Walter Rabl was perhaps best known in his lifetime as a conductor, though his quartet has maintained a small hold in the repertoire – there is a rival recording, coupled with a quintet by Josef Labor (Cedille CDR90000088) by the Orion Ensemble. The curiosity is the instrumentation – clarinet, violin, cello and piano. I know of no other work with this combination until it was used by Hindemith in 1938, and more famously, in Messiaen’s Quartet for the End of Time. In Messiaen’s case, the instrumentation was determined by the musicians available in his prison camp. In this instance, the instrumentation was deliberately chosen for a competition initiated by the Vienna Tonkünstlerverein. The 1896 competition was for chamber works that included at least a single wind instrument. Brahms was patron of the organization, and on the jury. He found the piece admirable, it won first prize, and Brahms recommended Rabl to his own publisher, Simrock. The piece was published with a dedication to Brahms.

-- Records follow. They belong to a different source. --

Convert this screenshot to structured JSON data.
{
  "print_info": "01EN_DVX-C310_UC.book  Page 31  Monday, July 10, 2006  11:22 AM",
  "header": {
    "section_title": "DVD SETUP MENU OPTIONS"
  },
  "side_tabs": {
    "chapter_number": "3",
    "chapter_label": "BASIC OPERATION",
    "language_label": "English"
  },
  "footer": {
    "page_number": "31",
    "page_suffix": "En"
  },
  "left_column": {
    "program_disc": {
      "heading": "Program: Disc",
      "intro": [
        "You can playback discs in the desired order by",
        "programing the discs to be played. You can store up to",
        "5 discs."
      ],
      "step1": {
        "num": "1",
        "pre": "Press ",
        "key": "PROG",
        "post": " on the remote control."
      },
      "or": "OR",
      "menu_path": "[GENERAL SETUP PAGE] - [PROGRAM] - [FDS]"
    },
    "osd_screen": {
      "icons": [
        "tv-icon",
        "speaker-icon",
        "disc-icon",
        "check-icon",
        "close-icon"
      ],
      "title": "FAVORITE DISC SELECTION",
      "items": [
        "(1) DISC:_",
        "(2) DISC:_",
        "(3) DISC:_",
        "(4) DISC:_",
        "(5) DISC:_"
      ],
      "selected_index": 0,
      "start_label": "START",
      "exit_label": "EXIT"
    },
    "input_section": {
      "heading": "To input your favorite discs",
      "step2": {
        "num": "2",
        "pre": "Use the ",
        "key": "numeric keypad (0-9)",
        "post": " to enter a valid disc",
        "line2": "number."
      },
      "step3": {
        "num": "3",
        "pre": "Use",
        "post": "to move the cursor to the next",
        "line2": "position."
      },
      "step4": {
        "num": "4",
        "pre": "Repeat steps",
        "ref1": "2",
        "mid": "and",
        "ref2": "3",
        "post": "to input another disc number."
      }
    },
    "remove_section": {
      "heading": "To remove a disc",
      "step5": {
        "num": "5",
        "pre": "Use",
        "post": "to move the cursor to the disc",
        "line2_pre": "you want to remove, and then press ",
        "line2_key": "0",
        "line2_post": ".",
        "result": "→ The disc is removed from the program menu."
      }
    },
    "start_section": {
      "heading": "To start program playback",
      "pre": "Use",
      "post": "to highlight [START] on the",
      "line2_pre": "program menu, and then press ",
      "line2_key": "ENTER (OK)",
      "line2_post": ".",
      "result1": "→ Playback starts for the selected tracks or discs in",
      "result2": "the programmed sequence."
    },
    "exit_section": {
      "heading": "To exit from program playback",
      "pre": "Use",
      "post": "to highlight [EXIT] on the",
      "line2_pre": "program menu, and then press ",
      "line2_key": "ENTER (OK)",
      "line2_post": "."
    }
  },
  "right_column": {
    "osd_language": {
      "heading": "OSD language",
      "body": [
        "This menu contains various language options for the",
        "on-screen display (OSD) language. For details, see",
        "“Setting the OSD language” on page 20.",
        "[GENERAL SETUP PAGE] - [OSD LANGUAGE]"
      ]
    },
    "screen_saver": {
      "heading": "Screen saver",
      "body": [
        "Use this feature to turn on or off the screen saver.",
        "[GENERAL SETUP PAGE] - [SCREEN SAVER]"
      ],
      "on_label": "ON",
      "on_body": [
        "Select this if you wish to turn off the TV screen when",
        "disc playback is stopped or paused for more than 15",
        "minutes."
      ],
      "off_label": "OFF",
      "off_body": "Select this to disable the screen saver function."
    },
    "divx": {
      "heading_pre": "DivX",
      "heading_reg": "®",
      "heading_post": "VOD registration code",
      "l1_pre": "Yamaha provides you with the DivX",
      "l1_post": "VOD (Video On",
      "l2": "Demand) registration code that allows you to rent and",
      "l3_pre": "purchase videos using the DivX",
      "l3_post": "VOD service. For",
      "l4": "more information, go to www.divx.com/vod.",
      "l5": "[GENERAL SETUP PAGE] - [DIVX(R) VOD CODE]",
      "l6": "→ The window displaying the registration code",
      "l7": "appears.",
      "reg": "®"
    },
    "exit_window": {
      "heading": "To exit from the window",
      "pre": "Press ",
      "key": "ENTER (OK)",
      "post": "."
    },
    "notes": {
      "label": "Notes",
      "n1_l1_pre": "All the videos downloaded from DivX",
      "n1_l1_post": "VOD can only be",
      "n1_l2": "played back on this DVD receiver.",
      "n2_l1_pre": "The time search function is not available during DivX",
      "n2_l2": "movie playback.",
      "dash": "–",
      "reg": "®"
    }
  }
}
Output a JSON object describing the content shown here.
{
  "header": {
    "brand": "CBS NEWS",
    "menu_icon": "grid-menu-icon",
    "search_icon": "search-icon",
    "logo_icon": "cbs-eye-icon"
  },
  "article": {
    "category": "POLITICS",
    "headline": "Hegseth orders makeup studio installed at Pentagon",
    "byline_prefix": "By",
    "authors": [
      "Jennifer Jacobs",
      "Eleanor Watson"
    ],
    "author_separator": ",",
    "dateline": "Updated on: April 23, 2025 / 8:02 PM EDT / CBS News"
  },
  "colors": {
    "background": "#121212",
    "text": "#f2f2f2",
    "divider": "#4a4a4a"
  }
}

The circumstances tell us something about the music. One can see why Brahms was so impressed. There is a delicacy especially evident in the second and third (of four) movements. Rabl has both technical proficiency – nothing outstays its welcome – and a wonderful ear for the distinctive characteristics of each instrument and also for how they might blend. Nothing hurts the ear but charm and technically assured construction do not make great music. Nothing threatens or pushes at the boundaries. This is comfortable, assured music, in a conservative idiom, to my ear more Schumannesque than Brahmsian.

The same qualities are apparent in the Fantasiestücke, eight delicate pieces between one and four minutes long. Again, the episodes that linger most in the memory are the shorter ones. The Sonata, Op. 6, published in 1899, is perhaps the most Brahmsian of the three works. The two instruments are treated as equals – the piano is not just accompaniment. The writing is virtuosic, varied – there is a charming waltz in the third movement, and the final movement has aspects of a nursery rhyme.

Performances are excellent – the players are experienced chamber players. The recording is clear, but raises an interesting question for the listener. The recording was made in late December, and at least one of the musicians, had a cold, leading to some heavy breathing and at least one quiet cough. I was not distracted, but someone who preferred a clinical studio recording might well have been.

Rabl gave up composing altogether by 1903. Perhaps he knew his limitations.